In the early tradition of the Pāli canon the paccekabuddha (Sanskrit, pratyekabuddha) refers to a male individual who has attained enlightenment or insight (bodhi; hence, buddha) by himself. In contrast to a sammāsambuddha (Sanskrit, samyaksaṃbuddha), which is a completely enlightened person, a pratyekabuddha keeps enlightenment for himself (pratyeka) and does not embark on a career of preaching it to others. In early Buddhist cosmology, buddha era and non-buddha era follow each other. During a buddha era, an enlightened being like the historical Buddha (Siddhārtha Gautama) is born, attains enlightenment, and eventually preaches the four noble truths that he has discovered. He then starts a dispensation on the basis of his compassion for other suffering beings. A pratyekabuddha also attains enlightenment by his own effort, but does not have the energy to preach or establish a Buddhist dispensation because, as the canonical texts explain, he lacks the compassion of a fully enlightened buddha. Even so, he is considered a teacher, albeit a silent one, teaching by the example of his life and actions.

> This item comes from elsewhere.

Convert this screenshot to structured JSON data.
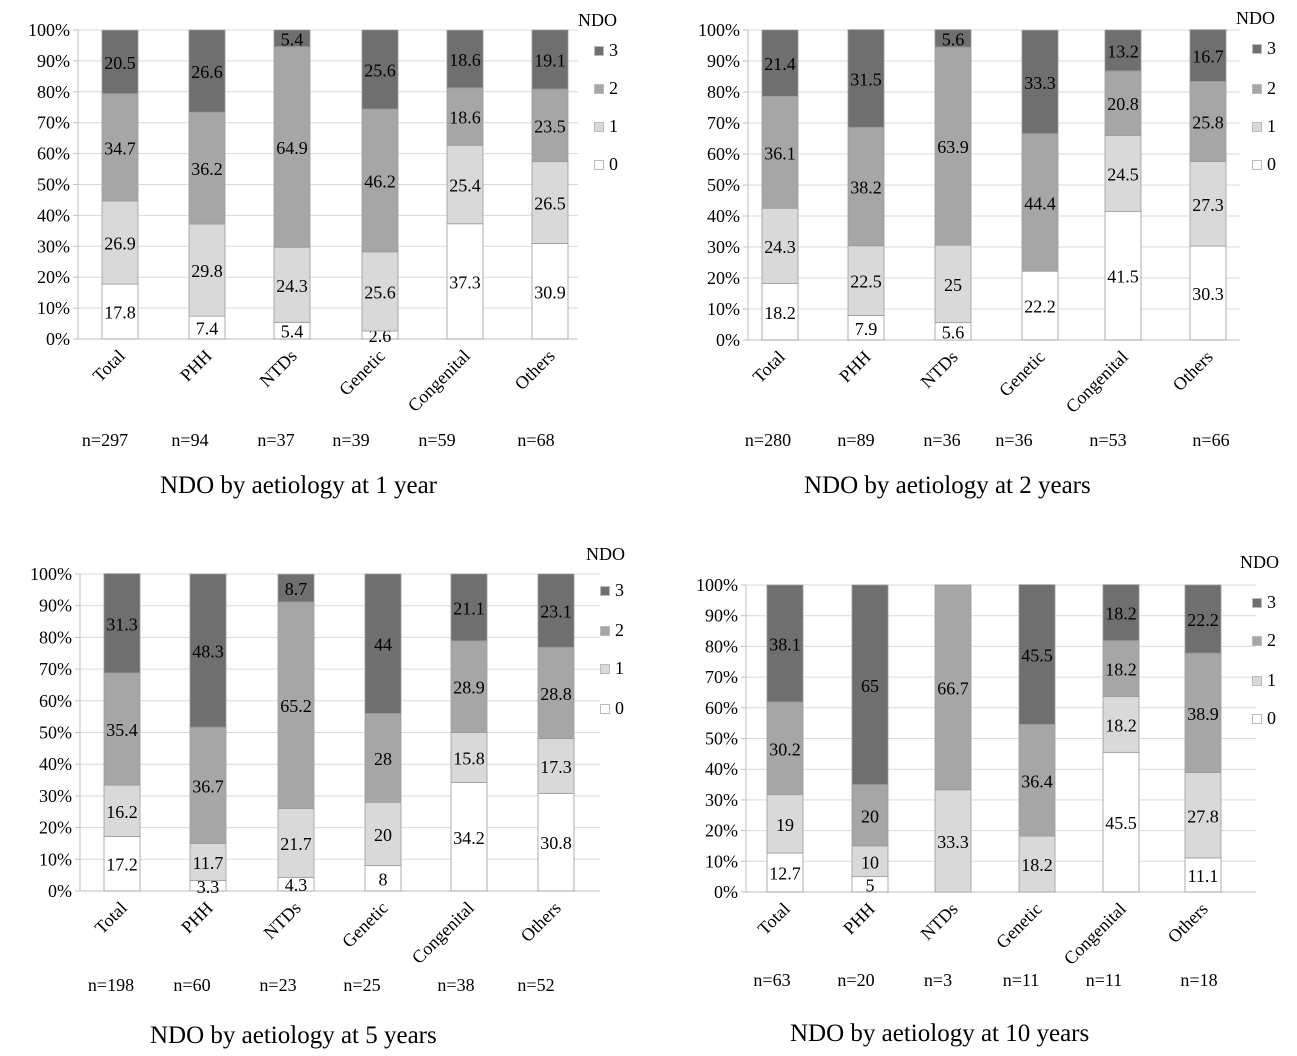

The figure of the pratyekabuddha may have been the result of integration in early Buddhist history of pre-Buddhist ascetics, who had been revered by the people as saints and sages. By incorporating them into Buddhist history, early Buddhist communities were able to establish a kind of continuity with the pre-Buddhist period. At the same time, they were able to acknowledge the possibility of enlightened persons in other eras and cultures.
Pratyekabuddhas therefore have a special, but limited, place in Buddhist ideology. A fully enlightened person, a buddha, finds the eternal truths of the Buddhist message by himself and starts a period of Buddhism. A pratyekabuddha, on the other hand, will not preach and will have no followers. Like a pratyekabuddha, an arhat is a person who attains the highest state of enlightenment. However, according to Buddhist tradition, the arhat did not reach this stage by his or her own efforts, but rather came to understood the four noble truths and traveled the path as taught by the Buddhist tradition. In the MahĀyĀna tradition, the paths of arhat, pratyekabuddha, and buddha are initially all considered as leading to nirvĀṆa, but the path of a buddha is believed to be the only worthy goal, the One Vehicle of Supreme Buddhahood, which will eventually be attained by all.
Kloppenborg, Ria. The Paccekabuddha: A Buddhist Ascetic. Leiden, Netherlands: Brill, 1974.
Wiltshire, Martin G. Ascetic Figures before and in Early Buddhism: The Emergence of Gautama as the Buddha. Berlin and New York: de Gruyter, 1990.